Friday, July 19, 2013

Blair the Barbarian

The chutzpah. The chutzpah:

"So what should the West do [about Egypt]? Egypt is the latest reminder that the region is in turmoil and won't leave us alone, however much we may wish it would. Disengagement is not an option, because the status quo is not an option. Any decision not to act is itself a decision of vast consequences." (We can't let Egypt collapse, Tony Blair, The Australian, 17/7/13)

The Middle East won't leave us alone, however much we may wish it would. Just like Iraq forced our hand, eh Tony?

Here's imperialism's latest pitch from a practitioner of the art: If that perfectly innocent bystander, the West, invades, or destabilises, or otherwise meddles in the affairs of a Middle Eastern country, it's only because said country has left it with no choice in the matter.

Yeah, right.

There is nothing new, of course, in such talk. It's just another variation on Kipling's 'white man's burden'. (See my 5/11/11 post Rudyard Kipling Redux.)

The following reflection on the subject of European imperialism in the Middle East says it all. It's taken from a book published in 1940, The New Spirit in Arab Lands, by an Arab-American, H.I. Katibah:

"There was a time, in the distant past, when imperialism wore a halo around its head; when wholesale murder on the battlefield assumed a mystical quality of divine vindication, if not exultation. There was a time when Jehovah was called the Lord of Hosts, when the almighty God judged among the nations of the world by the sword and the javelin. The great Thothmes III, whom James Breasted called the first empire builder of history, could then appropriately put in the mouth of his God the words of a paean which has come down to us as a monument at Karnak: I have come that I may cause thee to tread down them that are in the marshes; The lands of Meten tremble for fear of thee.

"We feel a thrill of vicarious pride and majesty as we listen to Ammon-Ra, the supreme Egyptian God, adressing his favourite son, the king: I cause them to behold they majesty as a fierce-eyed lion, while thou makest them to be corpses throughout their valley.

"That day has long past. A different philosophy of life has come to the world to disturb those who deify selfishness and glorify greed. Today imperialism has fallen on evil days; it has 'lost face' with all people of intelligence and integrity. It slinks about like a cowardly villain, taking refuge in hypocritical self-justification. It has stooped to apologize and to defend itself like a convicted criminal before the bar of justice. The secret pang of conscience and blush of shame which we now feel as we grimly go about our business of bombing innocent women and children from the sky were blithely absent in a Thothmes, a Nebuchadnezzar or a Genghis Khan.

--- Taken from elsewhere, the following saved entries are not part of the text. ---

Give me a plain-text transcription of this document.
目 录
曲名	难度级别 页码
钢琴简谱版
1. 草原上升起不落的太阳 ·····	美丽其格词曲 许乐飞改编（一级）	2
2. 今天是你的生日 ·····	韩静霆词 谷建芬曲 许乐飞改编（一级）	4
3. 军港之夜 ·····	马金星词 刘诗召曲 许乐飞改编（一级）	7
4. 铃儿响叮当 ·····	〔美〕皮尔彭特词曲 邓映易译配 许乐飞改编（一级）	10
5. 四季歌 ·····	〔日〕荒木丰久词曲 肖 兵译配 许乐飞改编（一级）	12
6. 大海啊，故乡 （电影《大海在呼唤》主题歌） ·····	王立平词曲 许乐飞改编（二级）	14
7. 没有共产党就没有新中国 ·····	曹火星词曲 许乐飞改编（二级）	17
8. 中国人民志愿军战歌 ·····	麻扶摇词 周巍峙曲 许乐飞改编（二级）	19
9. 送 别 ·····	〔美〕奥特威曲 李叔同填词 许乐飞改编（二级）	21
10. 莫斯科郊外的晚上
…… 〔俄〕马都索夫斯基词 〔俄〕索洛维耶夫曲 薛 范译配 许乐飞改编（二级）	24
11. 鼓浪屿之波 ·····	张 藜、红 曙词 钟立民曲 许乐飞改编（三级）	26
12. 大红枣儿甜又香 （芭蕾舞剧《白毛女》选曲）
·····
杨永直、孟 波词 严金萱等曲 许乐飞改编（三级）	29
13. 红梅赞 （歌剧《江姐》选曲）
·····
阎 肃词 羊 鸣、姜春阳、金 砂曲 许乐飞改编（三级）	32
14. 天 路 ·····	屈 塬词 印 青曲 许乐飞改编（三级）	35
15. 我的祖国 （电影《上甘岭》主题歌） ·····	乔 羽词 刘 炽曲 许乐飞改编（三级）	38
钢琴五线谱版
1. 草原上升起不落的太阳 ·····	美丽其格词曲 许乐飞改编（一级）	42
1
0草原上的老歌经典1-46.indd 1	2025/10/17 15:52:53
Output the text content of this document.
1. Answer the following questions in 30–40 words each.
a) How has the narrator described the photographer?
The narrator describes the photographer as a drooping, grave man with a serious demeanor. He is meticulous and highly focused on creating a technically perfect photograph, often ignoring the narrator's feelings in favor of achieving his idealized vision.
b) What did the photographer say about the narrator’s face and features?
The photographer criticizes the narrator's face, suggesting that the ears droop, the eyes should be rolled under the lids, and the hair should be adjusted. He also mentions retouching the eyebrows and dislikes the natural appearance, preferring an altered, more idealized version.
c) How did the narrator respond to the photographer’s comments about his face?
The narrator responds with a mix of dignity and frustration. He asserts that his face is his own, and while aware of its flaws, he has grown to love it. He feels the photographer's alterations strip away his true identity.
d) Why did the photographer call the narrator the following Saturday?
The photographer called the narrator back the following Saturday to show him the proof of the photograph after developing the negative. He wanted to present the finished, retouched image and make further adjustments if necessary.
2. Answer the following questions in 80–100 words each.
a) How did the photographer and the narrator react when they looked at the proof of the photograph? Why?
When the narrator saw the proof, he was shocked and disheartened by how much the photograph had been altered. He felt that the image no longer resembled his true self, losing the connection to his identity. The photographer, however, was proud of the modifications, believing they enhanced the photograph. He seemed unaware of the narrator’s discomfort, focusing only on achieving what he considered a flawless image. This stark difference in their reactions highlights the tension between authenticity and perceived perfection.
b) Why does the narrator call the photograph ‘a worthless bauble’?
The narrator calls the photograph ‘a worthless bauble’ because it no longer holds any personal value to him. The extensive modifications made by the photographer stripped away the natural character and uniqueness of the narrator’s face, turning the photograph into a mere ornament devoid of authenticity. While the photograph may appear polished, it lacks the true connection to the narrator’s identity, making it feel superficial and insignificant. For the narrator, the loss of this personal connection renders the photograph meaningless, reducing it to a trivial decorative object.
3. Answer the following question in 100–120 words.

"This most illustrious of Egyptian monarchs, whose conquests extended from upper Egypt to Megiddo and the confines of Mesopotamia in the 16th century before Christ, would feel quite out of place among the conquerors of our present day. How absurd would it sound to our ears if the Karnak monument had recorded that Thothmes III had conquered the Tehenu and the Utentiu in order to bring them the bounties and beneficences of Egyptian civilization, to prepare them ultimately for self-rule! It would have been equally absurd for Thothmes to have announced to the world, perhaps with his tongue in his cheek, that he was carrying the 'brown man's burden' in darkest Africa, or in white Syria. No such thoughts disturbed the mind of Thothmes III. If some of his unfortunate enemies were spared, if some war slave rose to the rank of a Moses and was brought up with the Pharaoh's children, that was only incidental to a social system that recognized no freedom or rights for the vanquished. The threats of Thothmes were as fearful as his favors were condescending.

"If we argue that there is some grain of truth and honesty in the humanitarian claims of the modern imperialists, let us not forget that Thothmes and his peers did not so thoroughly crush and annihilate their enemies as their boasts would indicate; their cruelties on the battlefield were not so grim as one would gather from reading their monuments. We have the authority of Breasted himself that Thothmes 'launched his armies upon Asia with one hand and with the other crushed the extortionate taxgatherer.'

"That was ancient imperialism at its best, unmasked, yea naked, standing like a beautiful and mighty savage in the face of the sun, fearful and fascinating like a very God, of one piece with the thundering torrents, the lightning and the earthquake. Not so is modern imperialism which looks more grotesque than grand. Its savagery is atrocious and cunning; the breath of its lying propaganda, like that of a repulsive monster, kills ere it reaches its victim. It is a reversion to barbarism shorn of its innocent beauty and majestic grandeur." (pp 116-118)

2 comments:

Anonymous said...

I opened your blog this morning with a hot cup of coffee, saw the title and said to my self "OK, a post about Iran. No Israel and no Zionism. Maybe I am going to read about the violation of human rights or women humiliation in Iran..." I realized I was wrong when I reached the third paragraph. The coffee was bitter.

Indeed, Middle East Reality Check!!

MERC said...

You've got the wrong post. Maybe you should wait till your coffee kicks in before commenting. Anyway, so glad to disappoint.